A few months ago I made a Ukrainian Care Package for my cousin. We were discussing the Ukrainian foods she loves & grew up eating when she told me about a special food that she ate growing up that her mom used to make for her as a special treat from my тато & her childhood.
I made a mental note that I would have to find a recipe & make it for my тато. It seems food triggers his childhood memories that he has compartmentalized deep, deep down inside himself more than anything else so far.
I had honestly forgotten about this dish for a few months; but then one day as I was reading my new-to-me cookbook written by Auschwitz survivors that I had gotten to resonate with my бабуся, who was also a holocaust survivor, I found the recipe for Strawberry Soup.

What my тато remembers is a little bit different: less soupy, more mashed consistency. His was also made with heavy cream instead of sour cream, but that’s an easy swap.
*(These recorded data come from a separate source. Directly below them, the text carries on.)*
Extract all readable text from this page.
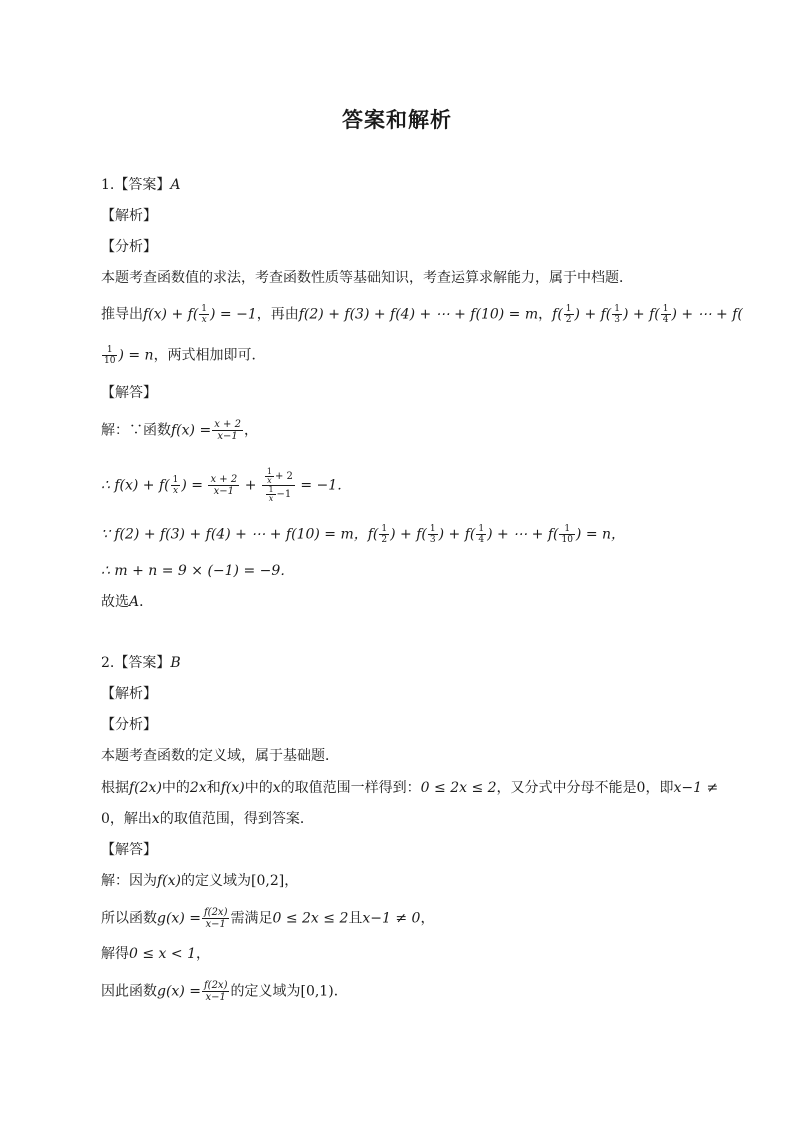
答案和解析
1.【答案】A
【解析】
【分析】
本题考查函数值的求法，考查函数性质等基础知识，考查运算求解能力，属于中档题．
推导出$f(x) + f( \frac{1}{x}$ ) = −1，再由f(2) + f(3) + f(4) + ⋯ + f(10) = m，$f( \frac{1}{2}$ ) + $f( \frac{1}{3}$ ) + $f( \frac{1}{4}$ ) + ⋯ + f(
$\frac{1}{10}$ ) = n，两式相加即可．
【解答】
解：∵函数$f(x) = \frac{x + 2}{x-1}$ ，
∴ $f(x) + f( \frac{1}{x}$ ) = $\frac{x + 2}{x-1} + \frac{\frac{1}{x} + 2}{\frac{1}{x} -1} = -1$．
∵ f(2) + f(3) + f(4) + ⋯ + f(10) = m，$f( \frac{1}{2}$ ) + $f( \frac{1}{3}$ ) + $f( \frac{1}{4}$ ) + ⋯ + $f( \frac{1}{10}$ ) = n，
∴ m + n = 9 × (−1) = −9．
故选A．
2.【答案】B
【解析】
【分析】
本题考查函数的定义域，属于基础题．
根据f(2x)中的2x和f(x)中的x的取值范围一样得到：0 ≤ 2x ≤ 2，又分式中分母不能是0，即x−1 ≠
0，解出x的取值范围，得到答案．
【解答】
解：因为f(x)的定义域为[0,2]，
所以函数$g(x) = \frac{f(2x)}{x-1}$ 需满足0 ≤ 2x ≤ 2且x−1 ≠ 0，
解得0 ≤ x < 1，
因此函数$g(x) = \frac{f(2x)}{x-1}$ 的定义域为[0,1)．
Overall same concept though: Strawberries with cream & sugar.

What Survivor, Eva Kerenyi, shared with me through her story in this cookbook is very simple, although I did have to double the recipe the second time I made this, this week because of how good it is.
- 2 pounds Strawberries
- 3/4 cup sweet red wine
- 3/4 cup sour cream (or heavy cream)
- 1/2 cup sugar
Blend all ingredients together & chill in refrigerator for a minimum of 2 hours. Serve chilled.
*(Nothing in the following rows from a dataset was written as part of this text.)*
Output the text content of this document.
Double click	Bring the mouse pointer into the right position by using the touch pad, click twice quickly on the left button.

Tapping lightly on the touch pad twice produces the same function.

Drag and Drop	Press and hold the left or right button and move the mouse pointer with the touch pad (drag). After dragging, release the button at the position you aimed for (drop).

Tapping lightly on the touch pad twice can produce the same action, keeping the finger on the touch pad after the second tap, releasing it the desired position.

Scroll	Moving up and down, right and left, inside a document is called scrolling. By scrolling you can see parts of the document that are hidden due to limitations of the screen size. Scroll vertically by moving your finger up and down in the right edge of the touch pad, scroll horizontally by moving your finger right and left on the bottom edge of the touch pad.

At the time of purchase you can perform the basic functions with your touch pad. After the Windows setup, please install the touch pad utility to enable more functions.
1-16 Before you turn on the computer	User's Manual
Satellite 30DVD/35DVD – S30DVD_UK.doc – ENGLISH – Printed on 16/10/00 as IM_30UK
I, however, adapted it a little bit because I was a little bit concerned about the wine. I don’t drink alcohol. I was worried that if it was all just mixed together, it would act more as a mixed drink than a food dish. I’m sure I was just over-thinking it, but I wasn’t willing to risk it or let my kids eat it like that (even though Eva shared this recipe was from her own childhood so it must be child-friendly 🤷🏼♀️) so, I added an extra step.
Once blended, I cooked it on medium-high heat over the stove until it was boiling and then turned off the stove, but let continue to cook while the burner cooled until the soup was room temperature before transferring it into the refrigerator to cool.
I kept sneaking spoonfuls because it’s so delicious that it is addictive, but I can definitely confirm the longer it chilled, the better the flavor. Cooking it also really made the alcohol taste from the wine disappear which I really appreciate.